Diciamo pure che a livello globale ha trionfato il modello sovietico (anche se l’Unione Sovietica non esiste più) che è quello che prevede un costante controllo dell’atleta anche per non fargli avere strane sorprese con l’antidoping. Paradosso: quelli che hanno inventato questo metodo, ad un certo punto non hanno più avuto la struttura organizzativa per portarlo avanti e paradosso ancora più tragicomico alla fine sono stati sanzionati per questo motivo (la Russìa, visto che l’Unione Sovietica non esiste più…).

Nelle teorie di allenamento si è voluto seguire un po’ la stessa strada ma mentre se la scelta del protocollo rigido per conto mio poteva avere un senso (anche se io sono un soggetto un po’ naif per uno sport che lascia fare ai medici il loro vero mestiere che è quello di seguire soprattutto i malati più che i sani) in campo medico, in teoria e metodologia dell’allenamento sportivo tale scelta si è rivelata un po’ azzardata.

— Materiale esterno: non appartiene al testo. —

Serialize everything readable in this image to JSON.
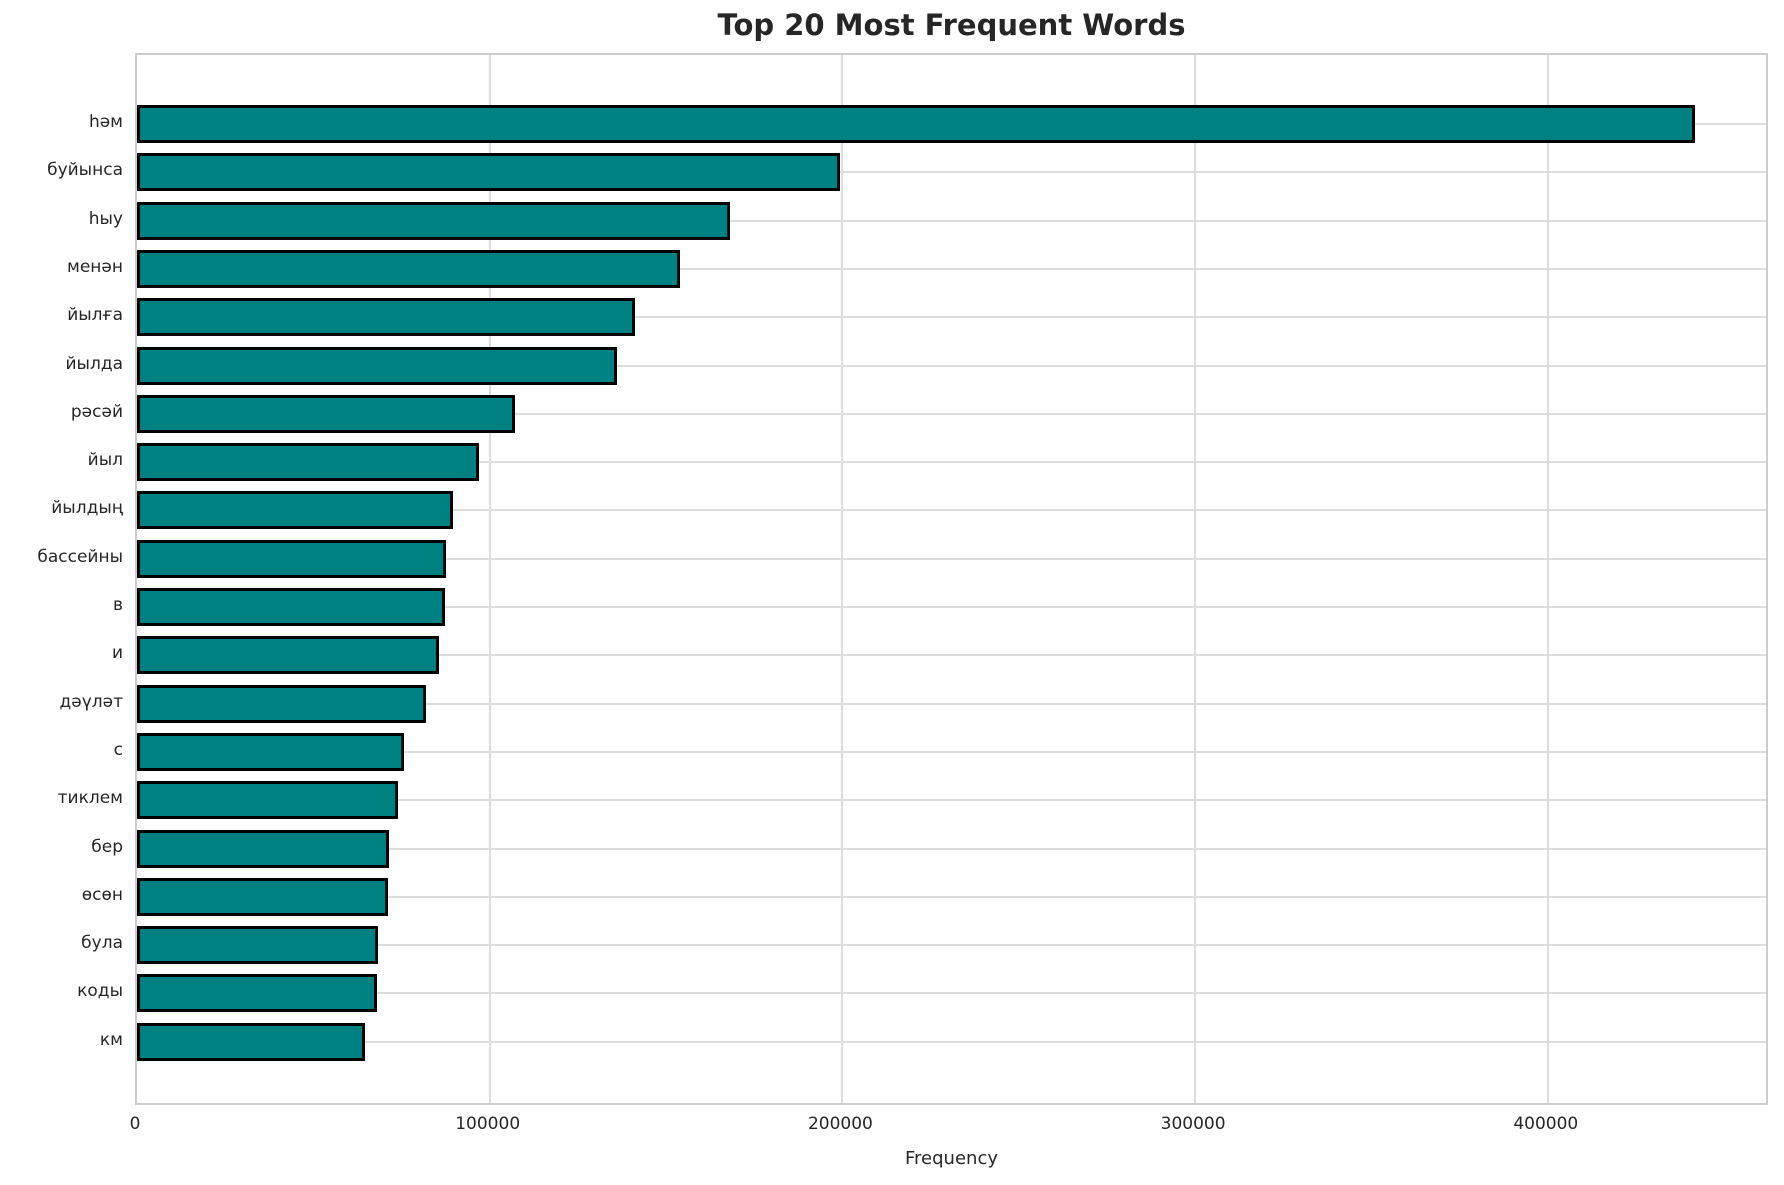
{
  "chart_data": {
    "type": "bar",
    "orientation": "horizontal",
    "title": "Top 20 Most Frequent Words",
    "xlabel": "Frequency",
    "ylabel": "",
    "categories": [
      "һәм",
      "буйынса",
      "һыу",
      "менән",
      "йылға",
      "йылда",
      "рәсәй",
      "йыл",
      "йылдың",
      "бассейны",
      "в",
      "и",
      "дәүләт",
      "с",
      "тиклем",
      "бер",
      "өсөн",
      "була",
      "коды",
      "км"
    ],
    "values": [
      441700,
      199200,
      168200,
      154000,
      141300,
      136200,
      107200,
      97000,
      89600,
      87600,
      87400,
      85600,
      82000,
      75700,
      74000,
      71500,
      71100,
      68400,
      68000,
      64600
    ],
    "xlim": [
      0,
      463000
    ],
    "xticks": {
      "values": [
        0,
        100000,
        200000,
        300000,
        400000
      ],
      "labels": [
        "0",
        "100000",
        "200000",
        "300000",
        "400000"
      ]
    },
    "grid": true,
    "legend": false,
    "bar_color": "#008080",
    "bar_edge_color": "#000000",
    "grid_color": "#dcdcdc",
    "spine_color": "#cccccc",
    "text_color": "#262626",
    "background_color": "#ffffff"
  }
}
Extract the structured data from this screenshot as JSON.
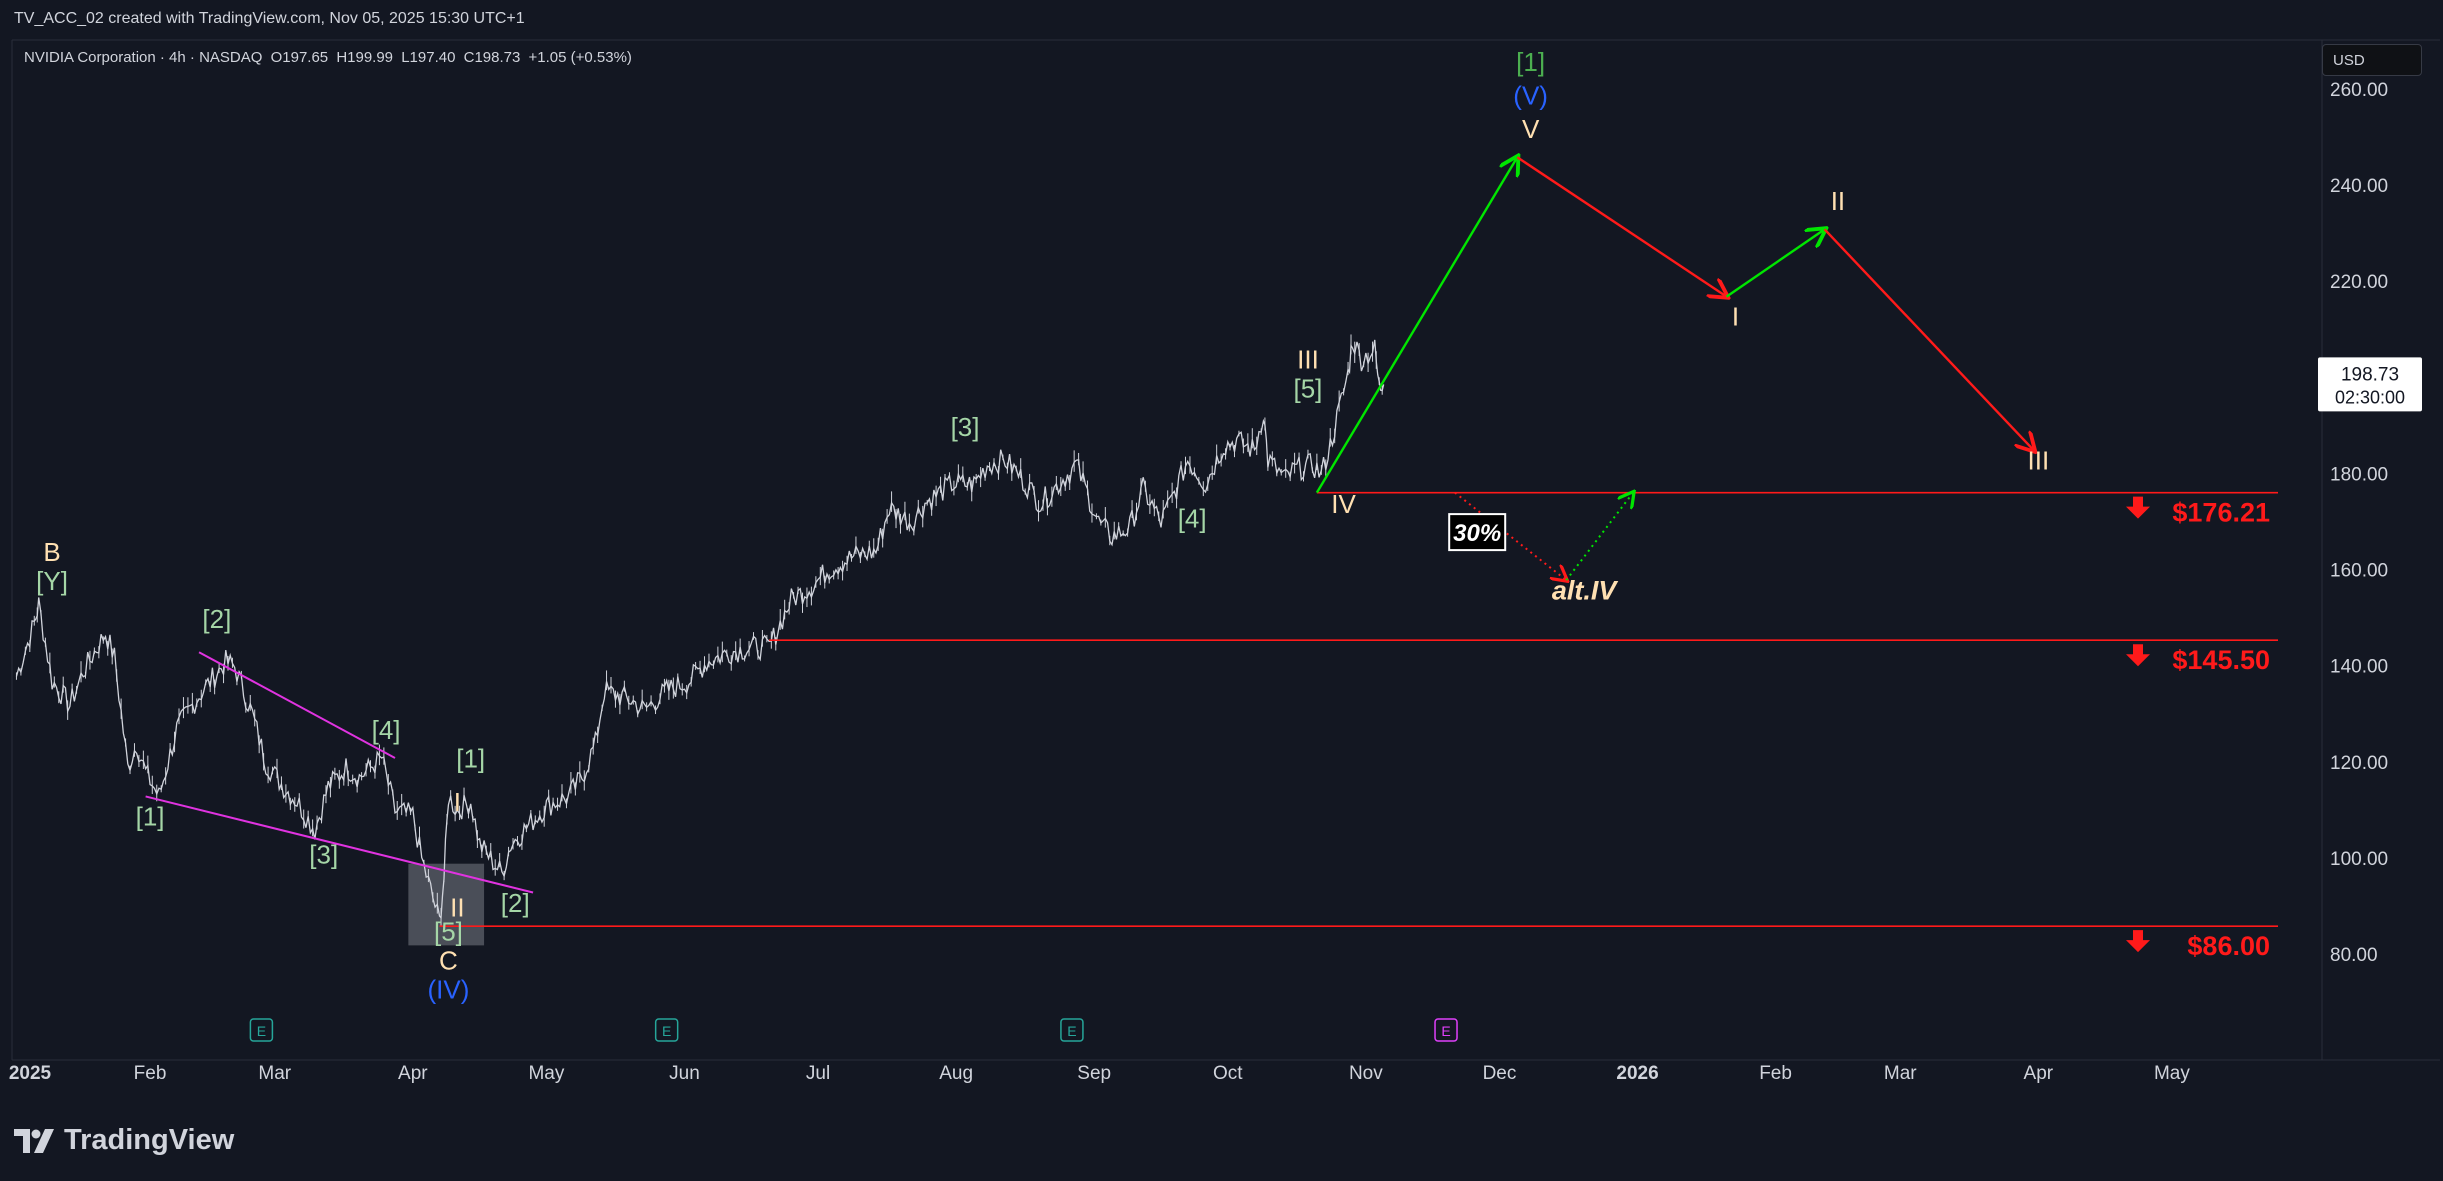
{
  "header": {
    "caption": "TV_ACC_02 created with TradingView.com, Nov 05, 2025 15:30 UTC+1",
    "symbol": "NVIDIA Corporation · 4h · NASDAQ",
    "open": "O197.65",
    "high": "H199.99",
    "low": "L197.40",
    "close": "C198.73",
    "change": "+1.05 (+0.53%)",
    "currency": "USD"
  },
  "footer": {
    "logo_text": "TradingView",
    "logo_icon": "tradingview-logo-icon"
  },
  "chart_data": {
    "type": "line",
    "title": "NVIDIA Corporation · 4h · NASDAQ",
    "ylim": [
      60,
      265
    ],
    "y_ticks": [
      "260.00",
      "240.00",
      "220.00",
      "200.00",
      "180.00",
      "160.00",
      "140.00",
      "120.00",
      "100.00",
      "80.00"
    ],
    "x_ticks": [
      "2025",
      "Feb",
      "Mar",
      "Apr",
      "May",
      "Jun",
      "Jul",
      "Aug",
      "Sep",
      "Oct",
      "Nov",
      "Dec",
      "2026",
      "Feb",
      "Mar",
      "Apr",
      "May"
    ],
    "last_price": {
      "value": "198.73",
      "countdown": "02:30:00"
    },
    "colors": {
      "up": "#00e600",
      "down": "#ff1a1a",
      "level": "#ff1a1a",
      "wedge": "#e033e0",
      "green_label": "#a5d6a7",
      "orange_label": "#ffe0b2",
      "blue_label": "#2962ff",
      "bright_green": "#4caf50",
      "price": "#ffffff"
    },
    "price_series": [
      {
        "x": "2025-01-02",
        "y": 138
      },
      {
        "x": "2025-01-06",
        "y": 149
      },
      {
        "x": "2025-01-07",
        "y": 153
      },
      {
        "x": "2025-01-10",
        "y": 137
      },
      {
        "x": "2025-01-14",
        "y": 132
      },
      {
        "x": "2025-01-17",
        "y": 139
      },
      {
        "x": "2025-01-22",
        "y": 147
      },
      {
        "x": "2025-01-24",
        "y": 142
      },
      {
        "x": "2025-01-27",
        "y": 119
      },
      {
        "x": "2025-01-29",
        "y": 124
      },
      {
        "x": "2025-01-31",
        "y": 118
      },
      {
        "x": "2025-02-03",
        "y": 113
      },
      {
        "x": "2025-02-07",
        "y": 127
      },
      {
        "x": "2025-02-12",
        "y": 134
      },
      {
        "x": "2025-02-18",
        "y": 141
      },
      {
        "x": "2025-02-20",
        "y": 140
      },
      {
        "x": "2025-02-24",
        "y": 130
      },
      {
        "x": "2025-02-27",
        "y": 120
      },
      {
        "x": "2025-03-03",
        "y": 115
      },
      {
        "x": "2025-03-06",
        "y": 112
      },
      {
        "x": "2025-03-10",
        "y": 106
      },
      {
        "x": "2025-03-13",
        "y": 115
      },
      {
        "x": "2025-03-17",
        "y": 119
      },
      {
        "x": "2025-03-20",
        "y": 117
      },
      {
        "x": "2025-03-25",
        "y": 121
      },
      {
        "x": "2025-03-28",
        "y": 110
      },
      {
        "x": "2025-04-01",
        "y": 109
      },
      {
        "x": "2025-04-03",
        "y": 100
      },
      {
        "x": "2025-04-07",
        "y": 87
      },
      {
        "x": "2025-04-08",
        "y": 96
      },
      {
        "x": "2025-04-09",
        "y": 113
      },
      {
        "x": "2025-04-11",
        "y": 110
      },
      {
        "x": "2025-04-14",
        "y": 112
      },
      {
        "x": "2025-04-16",
        "y": 103
      },
      {
        "x": "2025-04-21",
        "y": 97
      },
      {
        "x": "2025-04-23",
        "y": 103
      },
      {
        "x": "2025-04-28",
        "y": 108
      },
      {
        "x": "2025-05-01",
        "y": 111
      },
      {
        "x": "2025-05-06",
        "y": 113
      },
      {
        "x": "2025-05-09",
        "y": 117
      },
      {
        "x": "2025-05-12",
        "y": 124
      },
      {
        "x": "2025-05-14",
        "y": 135
      },
      {
        "x": "2025-05-20",
        "y": 133
      },
      {
        "x": "2025-05-23",
        "y": 131
      },
      {
        "x": "2025-05-28",
        "y": 135
      },
      {
        "x": "2025-06-02",
        "y": 137
      },
      {
        "x": "2025-06-06",
        "y": 141
      },
      {
        "x": "2025-06-11",
        "y": 143
      },
      {
        "x": "2025-06-16",
        "y": 144
      },
      {
        "x": "2025-06-20",
        "y": 144
      },
      {
        "x": "2025-06-25",
        "y": 154
      },
      {
        "x": "2025-06-30",
        "y": 157
      },
      {
        "x": "2025-07-03",
        "y": 160
      },
      {
        "x": "2025-07-09",
        "y": 163
      },
      {
        "x": "2025-07-14",
        "y": 164
      },
      {
        "x": "2025-07-17",
        "y": 173
      },
      {
        "x": "2025-07-22",
        "y": 170
      },
      {
        "x": "2025-07-25",
        "y": 174
      },
      {
        "x": "2025-07-31",
        "y": 178
      },
      {
        "x": "2025-08-05",
        "y": 178
      },
      {
        "x": "2025-08-08",
        "y": 182
      },
      {
        "x": "2025-08-12",
        "y": 183
      },
      {
        "x": "2025-08-15",
        "y": 180
      },
      {
        "x": "2025-08-20",
        "y": 174
      },
      {
        "x": "2025-08-25",
        "y": 179
      },
      {
        "x": "2025-08-28",
        "y": 182
      },
      {
        "x": "2025-09-02",
        "y": 170
      },
      {
        "x": "2025-09-05",
        "y": 167
      },
      {
        "x": "2025-09-09",
        "y": 169
      },
      {
        "x": "2025-09-12",
        "y": 177
      },
      {
        "x": "2025-09-16",
        "y": 170
      },
      {
        "x": "2025-09-19",
        "y": 176
      },
      {
        "x": "2025-09-22",
        "y": 183
      },
      {
        "x": "2025-09-26",
        "y": 178
      },
      {
        "x": "2025-09-30",
        "y": 186
      },
      {
        "x": "2025-10-03",
        "y": 187
      },
      {
        "x": "2025-10-07",
        "y": 185
      },
      {
        "x": "2025-10-09",
        "y": 193
      },
      {
        "x": "2025-10-10",
        "y": 183
      },
      {
        "x": "2025-10-14",
        "y": 179
      },
      {
        "x": "2025-10-16",
        "y": 181
      },
      {
        "x": "2025-10-20",
        "y": 182
      },
      {
        "x": "2025-10-22",
        "y": 180
      },
      {
        "x": "2025-10-24",
        "y": 186
      },
      {
        "x": "2025-10-28",
        "y": 201
      },
      {
        "x": "2025-10-29",
        "y": 208
      },
      {
        "x": "2025-10-31",
        "y": 204
      },
      {
        "x": "2025-11-03",
        "y": 206
      },
      {
        "x": "2025-11-04",
        "y": 198
      },
      {
        "x": "2025-11-05",
        "y": 198.73
      }
    ],
    "levels": [
      {
        "value": 176.21,
        "label": "$176.21",
        "start": "2025-10-21"
      },
      {
        "value": 145.5,
        "label": "$145.50",
        "start": "2025-06-20"
      },
      {
        "value": 86.0,
        "label": "$86.00",
        "start": "2025-04-07"
      }
    ],
    "projection_path": [
      {
        "x": "2025-10-21",
        "y": 176.21,
        "color": "up"
      },
      {
        "x": "2025-12-05",
        "y": 246,
        "color": "down"
      },
      {
        "x": "2026-01-21",
        "y": 217,
        "color": "up"
      },
      {
        "x": "2026-02-12",
        "y": 231,
        "color": "down"
      },
      {
        "x": "2026-03-31",
        "y": 185
      }
    ],
    "alt_path": [
      {
        "x": "2025-11-21",
        "y": 176.21
      },
      {
        "x": "2025-12-16",
        "y": 158
      },
      {
        "x": "2025-12-31",
        "y": 176.21
      }
    ],
    "wedge_lines": [
      {
        "from": {
          "x": "2025-02-12",
          "y": 143
        },
        "to": {
          "x": "2025-03-28",
          "y": 121
        }
      },
      {
        "from": {
          "x": "2025-01-31",
          "y": 113
        },
        "to": {
          "x": "2025-04-28",
          "y": 93
        }
      }
    ],
    "highlight_box": {
      "from": {
        "x": "2025-03-31",
        "y": 82
      },
      "to": {
        "x": "2025-04-17",
        "y": 99
      }
    },
    "annotations": [
      {
        "text": "B",
        "x": "2025-01-10",
        "y": 162,
        "color": "orange_label"
      },
      {
        "text": "[Y]",
        "x": "2025-01-10",
        "y": 156,
        "color": "green_label"
      },
      {
        "text": "[2]",
        "x": "2025-02-16",
        "y": 148,
        "color": "green_label"
      },
      {
        "text": "[1]",
        "x": "2025-02-01",
        "y": 107,
        "color": "green_label"
      },
      {
        "text": "[3]",
        "x": "2025-03-12",
        "y": 99,
        "color": "green_label"
      },
      {
        "text": "[4]",
        "x": "2025-03-26",
        "y": 125,
        "color": "green_label"
      },
      {
        "text": "[1]",
        "x": "2025-04-14",
        "y": 119,
        "color": "green_label"
      },
      {
        "text": "I",
        "x": "2025-04-11",
        "y": 110,
        "color": "orange_label"
      },
      {
        "text": "II",
        "x": "2025-04-11",
        "y": 88,
        "color": "orange_label"
      },
      {
        "text": "[2]",
        "x": "2025-04-24",
        "y": 89,
        "color": "green_label"
      },
      {
        "text": "[5]",
        "x": "2025-04-09",
        "y": 83,
        "color": "green_label"
      },
      {
        "text": "C",
        "x": "2025-04-09",
        "y": 77,
        "color": "orange_label"
      },
      {
        "text": "(IV)",
        "x": "2025-04-09",
        "y": 71,
        "color": "blue_label"
      },
      {
        "text": "[3]",
        "x": "2025-08-03",
        "y": 188,
        "color": "green_label"
      },
      {
        "text": "[4]",
        "x": "2025-09-23",
        "y": 169,
        "color": "green_label"
      },
      {
        "text": "III",
        "x": "2025-10-19",
        "y": 202,
        "color": "orange_label"
      },
      {
        "text": "[5]",
        "x": "2025-10-19",
        "y": 196,
        "color": "green_label"
      },
      {
        "text": "IV",
        "x": "2025-10-27",
        "y": 172,
        "color": "orange_label"
      },
      {
        "text": "[1]",
        "x": "2025-12-08",
        "y": 264,
        "color": "bright_green"
      },
      {
        "text": "(V)",
        "x": "2025-12-08",
        "y": 257,
        "color": "blue_label"
      },
      {
        "text": "V",
        "x": "2025-12-08",
        "y": 250,
        "color": "orange_label"
      },
      {
        "text": "I",
        "x": "2026-01-23",
        "y": 211,
        "color": "orange_label"
      },
      {
        "text": "II",
        "x": "2026-02-15",
        "y": 235,
        "color": "orange_label"
      },
      {
        "text": "III",
        "x": "2026-04-01",
        "y": 181,
        "color": "orange_label"
      },
      {
        "text": "alt.IV",
        "x": "2025-12-20",
        "y": 154,
        "color": "orange_label",
        "italic": true
      }
    ],
    "probability_box": {
      "text": "30%",
      "x": "2025-11-26",
      "y": 168
    },
    "earnings_markers": [
      {
        "x": "2025-02-26",
        "label": "E",
        "color": "#26a69a"
      },
      {
        "x": "2025-05-28",
        "label": "E",
        "color": "#26a69a"
      },
      {
        "x": "2025-08-27",
        "label": "E",
        "color": "#26a69a"
      },
      {
        "x": "2025-11-19",
        "label": "E",
        "color": "#e040fb"
      }
    ]
  }
}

Mi spiego, laddove si tratta solo di allenamento e non di farmaci è sacrosanto sperimentare e anche rischiare un po’. Parliamo di rischi relativi, non rischi conseguenti alla formulazione di carichi di allenamento pazzeschi. Invece questa sperimentazione e questa moda di sperimentare, tanto in voga negli anni ’50, ’60 e pure negli anni ’70 è successivamente venuta meno anche forse per la necessità di garantire agli sponsor, sempre più presenti nello sport di alto livello, capacità di prestazione non legate al caso ma supportate da un’ampia letteratura scientifica. Insomma il territorio della sperimentazione sul campo è rimasto un ambito piuttosto ristretto frequentato per lo più da atleti di non altissimo livello che non rischiavano di perdere compensi tutt’altro che trascurabili. Quegli atleti, rappresentanti di uno sport per lo più ancora dilettantistico non sono riusciti ad imprimere un marchio ben distinguibile alle tecniche di allenamento.

Sarà perché non alleno atleti del grande circuito ma io ritengo che un’ ulteriore evoluzione delle tecniche di allenamento sia possibile solo portando avanti lo spirito di quei tecnici pionieri e sperimentatori di un tempo ed in tal senso dico che il metodo induttivo, anche se completamente fuori moda, deve ispirare i criteri di scelta delle teorie di allenamento di quegli atleti che possono permettersi effettivamente il lusso di rischiare di non ottenere risultati. Quella platea è piuttosto ristretta perché con le preparazioni che ci sono al giorno d’oggi che contemplano quasi sempre la doppia seduta giornaliera profondere un impegno così massiccio per poi rimanere con un pugno di mosche non fa piacere a nessuno

Probabilmente l’applicazione del metodo induttivo che non si basa sullo studio di una statistica molto importante di casi ha senso solo per quegli atleti che pur allenandosi tanto non hanno la pressione di un certo tipo di ambiente che investe molto su di loro. E’ certo che sperimentare anche se forse folle e più rischioso è comunque più divertente che mettersi ad applicare dei protocolli rigidi quasi come se anche la teoria dell’allenamento fosse formulata con gli stessi criteri con i quali si formulano i protocolli farmacologici. Chiaramente si può sperimentare solo su carichi di allenamento abbastanza razionali e non esagerati e allora alla fine è il solito discorso che non si può isolare la teoria dell’allenamento sportivo da quanto avviene anche in campo medico. Quando interviene il medico l’allenatore si trova di fronte ad uno scenario completamente diverso ed è anche per quello che, in preda ad un semplicismo esasperato, affermo che mi piacerebbe che i medici entrassero nello sport solo quando strettamente necessario.